Statsmodels is one of the most popular Python packages that provides statistical computations including descriptive statistics and estimation and inference for statistical models. The time series module covers a comprehensive list of model types such as statespace, ARIMA, VAR, ES, HMM, etc.
Prophet is a procedure for forecasting time series data based on an additive model where non-linear trends are fit with yearly, weekly, and daily seasonality, plus holiday effects. It works best with time series that have strong seasonal effects and several seasons of historical data. Prophet is robust to missing data and shifts in the trend, and typically handles outliers well.
Orbit is a Python package for Bayesian time series forecasting and inference. It provides a familiar and intuitive initialize-fit-predict interface for time series tasks, while utilizing probabilistic programming languages under the hood.
Pmdarima (originally pyramid-arima, for the anagram of ‘py’ + ‘arima’) is a statistical library for time series analysis. It has capabilities like statistical tests of stationarity and seasonality, transformers and featurizers, seasonal time series decompositions, etc.
PyDLM is a flexible time series modeling library for Python. This library is based on the Bayesian dynamic linear model (Harrison and West, 1999) and optimized for fast model fitting and inference.

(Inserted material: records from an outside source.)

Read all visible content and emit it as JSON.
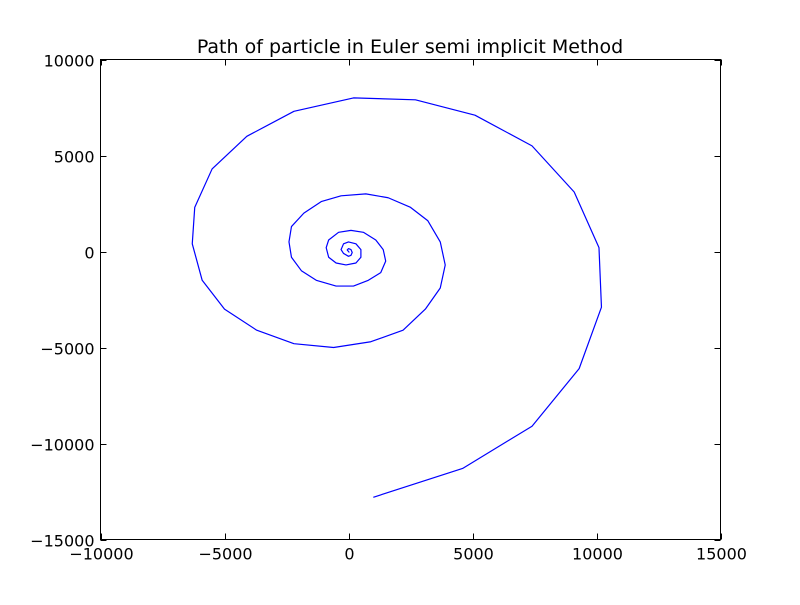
{
  "chart_data": {
    "type": "line",
    "title": "Path of particle in Euler semi implicit Method",
    "xlabel": "",
    "ylabel": "",
    "xlim": [
      -10000,
      15000
    ],
    "ylim": [
      -15000,
      10000
    ],
    "xticks": [
      -10000,
      -5000,
      0,
      5000,
      10000,
      15000
    ],
    "yticks": [
      -15000,
      -10000,
      -5000,
      0,
      5000,
      10000
    ],
    "xtick_labels": [
      "−10000",
      "−5000",
      "0",
      "5000",
      "10000",
      "15000"
    ],
    "ytick_labels": [
      "−15000",
      "−10000",
      "−5000",
      "0",
      "5000",
      "10000"
    ],
    "grid": false,
    "line_color": "#0000ff",
    "series": [
      {
        "x": [
          1000,
          4600,
          7400,
          9300,
          10200,
          10100,
          9100,
          7400,
          5100,
          2700,
          200,
          -2200,
          -4100,
          -5500,
          -6200,
          -6300,
          -5900,
          -5000,
          -3700,
          -2200,
          -600,
          900,
          2200,
          3100,
          3700,
          3900,
          3700,
          3200,
          2500,
          1600,
          700,
          -300,
          -1100,
          -1800,
          -2300,
          -2400,
          -2300,
          -1900,
          -1300,
          -500,
          200,
          800,
          1300,
          1500,
          1400,
          1100,
          600,
          100,
          -400,
          -800,
          -900,
          -800,
          -500,
          -100,
          300,
          500,
          500,
          300,
          0,
          -200,
          -300,
          -200,
          0,
          100,
          150,
          100,
          0,
          -50,
          0,
          20,
          0
        ],
        "y": [
          -12800,
          -11300,
          -9100,
          -6100,
          -2900,
          200,
          3100,
          5500,
          7100,
          7900,
          8000,
          7300,
          6000,
          4300,
          2300,
          400,
          -1500,
          -3000,
          -4100,
          -4800,
          -5000,
          -4700,
          -4100,
          -3000,
          -1900,
          -700,
          500,
          1600,
          2300,
          2800,
          3000,
          2900,
          2600,
          2000,
          1300,
          500,
          -300,
          -1000,
          -1500,
          -1800,
          -1800,
          -1500,
          -1100,
          -500,
          100,
          600,
          1000,
          1100,
          1000,
          600,
          200,
          -300,
          -600,
          -700,
          -600,
          -300,
          100,
          400,
          500,
          400,
          100,
          -100,
          -250,
          -200,
          -50,
          100,
          150,
          80,
          0,
          -30,
          0
        ]
      }
    ]
  }
}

Skforecast is a Python library that eases using scikit-learn regressors as single and multi-step forecasters. It also works with any regressor compatible with the scikit-learn API (LightGBM, XGBoost, CatBoost).
Sktime is a library for time series analysis in Python. It provides a unified interface for multiple time series learning tasks. Currently, this includes time series classification, regression, clustering, annotation, and forecasting. It comes with time series algorithms and scikit-learn compatible tools to build, tune and validate time series models.
StatsForecast offers a collection of widely used univariate time series forecasting models, including automatic ARIMA, ETS, CES, and Theta modeling optimized for high performance using numba. It also includes a large battery of benchmarking models.
Tslearn is a Python package that provides machine learning tools for the analysis of time series. This package builds on (and hence depends on) scikit-learn, numpy and scipy libraries.
NeuralProphet is an easy to learn framework for interpretable time series forecasting. NeuralProphet is built on PyTorch and combines Neural Network and traditional time-series algorithms, inspired by Facebook Prophet and AR-Net.
NeuralForecast offers a large collection of neural forecasting models focused on their usability, and robustness. The models range from classic networks like MLP, RNN to novel proven contributions like NBEATS, TFT and other architectures.
PyTorch Forecasting is a PyTorch-based package for forecasting time series with state-of-the-art network architectures. It provides a high-level API for training networks on pandas data frames and leverages PyTorch Lightning for scalable training on (multiple) GPUs, CPUs and for automatic logging.
Tsai is an open-source deep learning package built on top of Pytorch & fastai focused on state-of-the-art techniques for time series tasks like classification, regression, forecasting, imputation.